I read the article, if that's all there is to this library it's a complete waste of time. It offers no advantages over straight SQL if you know what you're doing. You end up spending time learning their syntax instead of learning PDO + SQL's syntax to do the same thing. For example how is this?

$db->update(    
  'trainers',     
  array('pokemon_count[+]' => 3),     
  array('id' => $trainer_id)
);

Any better than this?

$pdo->prepare( 'UPDATE trainers SET pokemon_count = pokemon_count + ?, id = ?')->execute([3,$trainer_id]);

I've written a better PDO wrapper than this and actually posted it on the old forum.

Petah

Agree 100%

Why bother abstracting away SQL?

I do like a little sugar like:

$db->write('
    UPDATE trainers
    SET pokemon_count = pokemon_count + :amount
    WHERE id = :id;
', [
    ':id' => $this->getID(),
    ':amount' => 69,
]);
TaylorRen

Well, either I use a very sophisticated DBAL, like Propel, Doctrine, or I go directly with Native SQL.

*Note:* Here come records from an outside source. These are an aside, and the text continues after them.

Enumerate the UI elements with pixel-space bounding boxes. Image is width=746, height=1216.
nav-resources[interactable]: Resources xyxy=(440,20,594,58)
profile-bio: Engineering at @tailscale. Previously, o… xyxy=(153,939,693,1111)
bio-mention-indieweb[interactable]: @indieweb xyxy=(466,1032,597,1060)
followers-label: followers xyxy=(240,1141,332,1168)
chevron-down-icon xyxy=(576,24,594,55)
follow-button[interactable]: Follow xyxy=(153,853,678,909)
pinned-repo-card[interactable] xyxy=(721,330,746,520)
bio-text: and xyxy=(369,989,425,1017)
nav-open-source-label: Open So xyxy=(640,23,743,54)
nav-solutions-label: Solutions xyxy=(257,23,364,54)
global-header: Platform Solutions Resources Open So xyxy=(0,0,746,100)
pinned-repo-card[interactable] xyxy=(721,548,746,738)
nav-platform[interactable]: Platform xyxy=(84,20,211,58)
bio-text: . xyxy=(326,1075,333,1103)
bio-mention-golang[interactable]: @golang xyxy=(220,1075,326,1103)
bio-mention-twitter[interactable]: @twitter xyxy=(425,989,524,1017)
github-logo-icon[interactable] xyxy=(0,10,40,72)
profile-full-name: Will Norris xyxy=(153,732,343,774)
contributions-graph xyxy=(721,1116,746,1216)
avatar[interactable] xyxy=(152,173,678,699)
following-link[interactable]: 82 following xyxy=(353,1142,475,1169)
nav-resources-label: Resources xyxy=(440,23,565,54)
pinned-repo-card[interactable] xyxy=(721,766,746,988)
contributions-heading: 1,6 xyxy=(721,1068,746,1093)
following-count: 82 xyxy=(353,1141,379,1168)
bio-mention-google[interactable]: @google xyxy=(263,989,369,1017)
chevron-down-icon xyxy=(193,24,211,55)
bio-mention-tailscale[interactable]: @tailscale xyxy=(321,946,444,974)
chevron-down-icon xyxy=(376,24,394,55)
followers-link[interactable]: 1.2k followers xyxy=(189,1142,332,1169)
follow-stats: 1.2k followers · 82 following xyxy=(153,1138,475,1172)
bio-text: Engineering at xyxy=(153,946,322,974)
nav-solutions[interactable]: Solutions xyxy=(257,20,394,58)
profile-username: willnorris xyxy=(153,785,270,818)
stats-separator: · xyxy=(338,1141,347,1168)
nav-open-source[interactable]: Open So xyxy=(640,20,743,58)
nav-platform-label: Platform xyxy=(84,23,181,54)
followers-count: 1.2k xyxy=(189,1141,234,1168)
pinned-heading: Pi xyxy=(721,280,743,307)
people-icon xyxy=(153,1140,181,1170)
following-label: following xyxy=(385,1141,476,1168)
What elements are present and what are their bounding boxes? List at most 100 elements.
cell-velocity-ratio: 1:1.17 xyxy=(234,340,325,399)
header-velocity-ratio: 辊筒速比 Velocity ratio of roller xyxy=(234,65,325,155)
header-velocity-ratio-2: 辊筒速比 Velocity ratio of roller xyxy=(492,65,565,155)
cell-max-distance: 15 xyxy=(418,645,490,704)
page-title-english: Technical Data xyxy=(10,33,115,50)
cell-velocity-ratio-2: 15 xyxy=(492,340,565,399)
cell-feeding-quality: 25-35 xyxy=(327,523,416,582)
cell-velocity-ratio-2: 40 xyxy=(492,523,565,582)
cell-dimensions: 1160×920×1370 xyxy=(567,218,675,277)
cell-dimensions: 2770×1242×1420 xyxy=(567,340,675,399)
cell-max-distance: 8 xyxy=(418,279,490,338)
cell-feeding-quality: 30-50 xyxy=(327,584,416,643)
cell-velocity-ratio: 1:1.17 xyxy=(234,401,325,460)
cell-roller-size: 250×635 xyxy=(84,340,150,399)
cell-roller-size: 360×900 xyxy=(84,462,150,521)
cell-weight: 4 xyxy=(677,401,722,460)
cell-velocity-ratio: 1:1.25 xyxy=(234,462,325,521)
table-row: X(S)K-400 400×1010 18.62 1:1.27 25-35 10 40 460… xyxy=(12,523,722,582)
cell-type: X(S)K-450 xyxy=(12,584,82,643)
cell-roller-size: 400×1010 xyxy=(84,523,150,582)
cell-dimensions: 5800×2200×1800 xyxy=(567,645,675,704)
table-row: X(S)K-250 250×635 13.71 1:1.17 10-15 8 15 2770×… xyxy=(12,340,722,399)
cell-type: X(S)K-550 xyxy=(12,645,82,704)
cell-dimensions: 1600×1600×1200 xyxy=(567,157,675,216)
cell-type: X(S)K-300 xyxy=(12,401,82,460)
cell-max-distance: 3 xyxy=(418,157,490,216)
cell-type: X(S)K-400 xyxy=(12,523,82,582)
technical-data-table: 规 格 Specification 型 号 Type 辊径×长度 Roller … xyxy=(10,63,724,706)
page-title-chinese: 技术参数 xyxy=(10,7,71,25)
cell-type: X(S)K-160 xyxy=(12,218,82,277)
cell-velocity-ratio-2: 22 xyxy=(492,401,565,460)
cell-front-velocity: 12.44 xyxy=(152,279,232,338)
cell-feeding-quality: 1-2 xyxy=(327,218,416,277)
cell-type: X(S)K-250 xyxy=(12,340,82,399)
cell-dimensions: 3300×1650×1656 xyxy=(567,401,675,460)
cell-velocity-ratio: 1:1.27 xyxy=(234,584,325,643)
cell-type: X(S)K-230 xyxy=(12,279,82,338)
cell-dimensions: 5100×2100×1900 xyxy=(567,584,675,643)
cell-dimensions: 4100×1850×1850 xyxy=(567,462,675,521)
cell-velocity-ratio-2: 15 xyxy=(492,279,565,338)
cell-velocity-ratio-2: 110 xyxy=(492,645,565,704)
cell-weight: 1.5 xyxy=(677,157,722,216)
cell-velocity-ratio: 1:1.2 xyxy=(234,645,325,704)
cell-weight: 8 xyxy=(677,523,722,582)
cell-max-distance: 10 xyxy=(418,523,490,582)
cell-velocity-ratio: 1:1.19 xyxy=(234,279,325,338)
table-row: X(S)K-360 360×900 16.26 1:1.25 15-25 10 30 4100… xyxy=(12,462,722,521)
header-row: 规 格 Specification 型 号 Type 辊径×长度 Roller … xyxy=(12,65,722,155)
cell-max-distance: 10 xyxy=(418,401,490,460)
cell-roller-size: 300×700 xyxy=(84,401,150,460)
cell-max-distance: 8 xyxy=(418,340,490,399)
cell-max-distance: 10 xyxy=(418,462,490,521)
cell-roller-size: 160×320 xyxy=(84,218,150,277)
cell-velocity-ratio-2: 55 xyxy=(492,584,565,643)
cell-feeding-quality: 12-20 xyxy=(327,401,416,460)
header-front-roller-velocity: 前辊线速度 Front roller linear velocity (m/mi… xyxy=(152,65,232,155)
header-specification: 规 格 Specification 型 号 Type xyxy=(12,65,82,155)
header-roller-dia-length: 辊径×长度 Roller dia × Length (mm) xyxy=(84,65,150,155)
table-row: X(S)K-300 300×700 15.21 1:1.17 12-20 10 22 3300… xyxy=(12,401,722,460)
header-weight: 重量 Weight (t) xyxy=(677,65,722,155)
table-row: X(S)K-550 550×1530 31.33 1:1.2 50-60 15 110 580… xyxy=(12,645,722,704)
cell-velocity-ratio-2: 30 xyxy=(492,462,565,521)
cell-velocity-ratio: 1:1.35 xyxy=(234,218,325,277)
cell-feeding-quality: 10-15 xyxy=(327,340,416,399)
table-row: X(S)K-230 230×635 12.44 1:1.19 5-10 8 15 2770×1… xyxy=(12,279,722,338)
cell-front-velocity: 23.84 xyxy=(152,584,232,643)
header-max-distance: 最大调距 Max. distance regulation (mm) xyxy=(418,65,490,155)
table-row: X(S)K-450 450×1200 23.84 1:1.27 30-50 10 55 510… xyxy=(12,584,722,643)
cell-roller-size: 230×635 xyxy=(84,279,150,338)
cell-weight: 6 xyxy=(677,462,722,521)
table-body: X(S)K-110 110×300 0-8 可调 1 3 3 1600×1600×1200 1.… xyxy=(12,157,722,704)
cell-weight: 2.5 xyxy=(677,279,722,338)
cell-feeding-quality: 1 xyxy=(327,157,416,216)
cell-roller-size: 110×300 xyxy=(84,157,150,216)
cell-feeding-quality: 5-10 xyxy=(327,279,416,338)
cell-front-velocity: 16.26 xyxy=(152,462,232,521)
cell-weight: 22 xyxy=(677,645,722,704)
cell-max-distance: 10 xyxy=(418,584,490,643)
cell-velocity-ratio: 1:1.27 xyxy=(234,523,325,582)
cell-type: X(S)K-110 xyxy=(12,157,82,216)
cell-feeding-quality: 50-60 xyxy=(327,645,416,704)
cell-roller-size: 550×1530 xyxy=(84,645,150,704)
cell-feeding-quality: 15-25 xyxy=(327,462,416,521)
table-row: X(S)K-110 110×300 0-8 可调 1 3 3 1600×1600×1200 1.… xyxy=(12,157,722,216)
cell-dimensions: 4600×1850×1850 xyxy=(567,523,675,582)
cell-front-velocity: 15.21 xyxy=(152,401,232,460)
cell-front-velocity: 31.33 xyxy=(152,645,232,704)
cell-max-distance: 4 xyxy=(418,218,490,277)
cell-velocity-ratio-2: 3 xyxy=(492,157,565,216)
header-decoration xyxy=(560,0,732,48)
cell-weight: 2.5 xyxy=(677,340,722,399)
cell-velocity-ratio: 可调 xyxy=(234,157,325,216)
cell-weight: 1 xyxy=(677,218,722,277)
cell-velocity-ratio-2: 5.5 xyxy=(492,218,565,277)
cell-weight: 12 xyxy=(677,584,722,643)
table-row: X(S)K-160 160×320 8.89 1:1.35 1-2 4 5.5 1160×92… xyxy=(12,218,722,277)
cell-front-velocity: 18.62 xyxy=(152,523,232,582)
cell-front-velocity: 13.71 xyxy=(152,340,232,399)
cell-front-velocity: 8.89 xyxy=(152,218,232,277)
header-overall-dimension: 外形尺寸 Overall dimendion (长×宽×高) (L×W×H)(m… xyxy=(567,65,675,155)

A Lisp-like grammar "AND(a, b)" is NOT intuitive at all. It may be easier for the wrapper to parse, but it is against all human reading and SQL grammar presentation.

derak

This looks a lot like Zend Framework 1.x's ZendDb layer.
If your query is built using complex logic, abstracting the query into an object is pretty helpful.

I probably won't be using this.
This is too complex for the simple case and not that different from Zend Db.

Hulkur

Serious missing feature - get generated sql without actually running it.
last_query() is good, getSql() is better.

roman

Michael, would you mind sharing the latest version of your PDO wrapper?